CORDIS - Forschungsergebnisse der EU
CORDIS

RESISTANCE UNDER COMBINATORIAL TREATMENT IN ER+ AND ER- BREAST CANCER.

Periodic Reporting for period 2 - RESCUER (RESISTANCE UNDER COMBINATORIAL TREATMENT IN ER+ AND ER- BREAST CANCER.)

Berichtszeitraum: 2021-07-01 bis 2022-12-31

What is the problem/issue being addressed?
Some patients do and others do not benefit from combination therapies (chemotherapy combined with immune therapy or with targeted anti-angiogenesis treatment). We will study this by integrating multi-omics data from clinical trials (treatment resistance signatures) and use this information to predict response up front and to design effective combination therapies.

Why is it important for society?
Breast cancer is the most common type of cancer among women. A fraction of the breast cancers has either no good therapeutic offer (TNBC) or experience a late relapse often presenting with metastatic disease. This is a small fraction of all breast cancers, but on the overall a large number of cases. Our trial study the most common treatment modalities, chemotherapy and hormonal therapy. The revenue of Arimidex alone is millions of US dollars yearly. The most expensive drug is the one that does not work. Identifying the best combination and dosage for every woman will safe money and lives.

What are the overall objectives?
The general objective of this project is to discover effective treatment combinations for individual/subgroups of breast cancer patients through the assessment and validation in vivo, in vitro, and in silico of mechanisms of treatment resistance at cellular/sub-cellular level. RESCUER will integrate and analyze existing and newly generated clinical and multi-omic data and biological samples from ongoing clinical trials to identify the physiological characteristics of non-responders vs. responders and to suggest clinically effective personalized drugs combinations.

Identify which new combinations of existing drugs have a high probability to work on individual or thin strata of patients and propose them for further investigation.
During the second reporting period we have worked on integrating the clinical data from the different studies and built a common database. The data management database is implemented and functional. Following the principles of open-source methodology we selected Open Microscope Environment Remote Objects (OMERO) software as the data management database infrastructure. Mass spectrometry data independent analysis (DIA) proteomics has been generated for some clinical trials. We have started and performed test experiments to set up a method called thermal protein profiling (TPP) to identify off-targets of the aromatase inhibitors from different clinical trials.

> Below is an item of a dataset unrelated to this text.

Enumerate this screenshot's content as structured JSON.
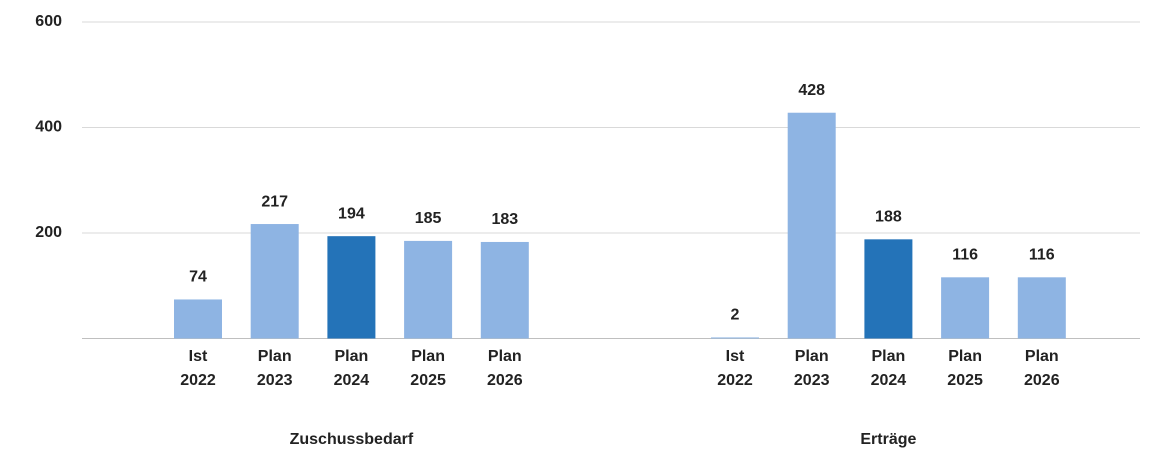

We have established a platform of hormone receptor (HR) positive or HR-negative PDX models showing different sensitivity towards standard therapies. For mechanistic studies we have established/got access to isogenic pairs of TNBC PDXs showing sensitivity or resistance, respectively, to commonly used chemotherapies. We have also adjusted the PDEC platform for clinical biopsy samples by utilizing a biopsy system (Semi-Automatic Biopsy System - Adria Medical healthcare products) for the primary breast cancer specimen in the lab.

An important progress is made on a modelling side where we developed and validated a mechanistic model for combined aromatase and cdkCDK4/6 inhibitor treatment of ER+ breast cancer. Furthermore, we have worked on extending the existing model to further improve the results and allow for the simulation of additional drug treatments. We also introduced bayesynergy: flexible Bayesian modelling of synergistic interaction effects in in vitro drug combination experiments. The custom drug libraries are designed and cell lines which will be tested are established.

All these achievements are either published in high rated journals or in a form of manuscript. This gives a good ground for the next reporting period.
What we want to achieve ultimately is treatment decision based on response predictions based on mathematical modeling of tumor imaging and molecular measurements, which will come in addition to the current guidelines and are therefore beyond the current state of the art.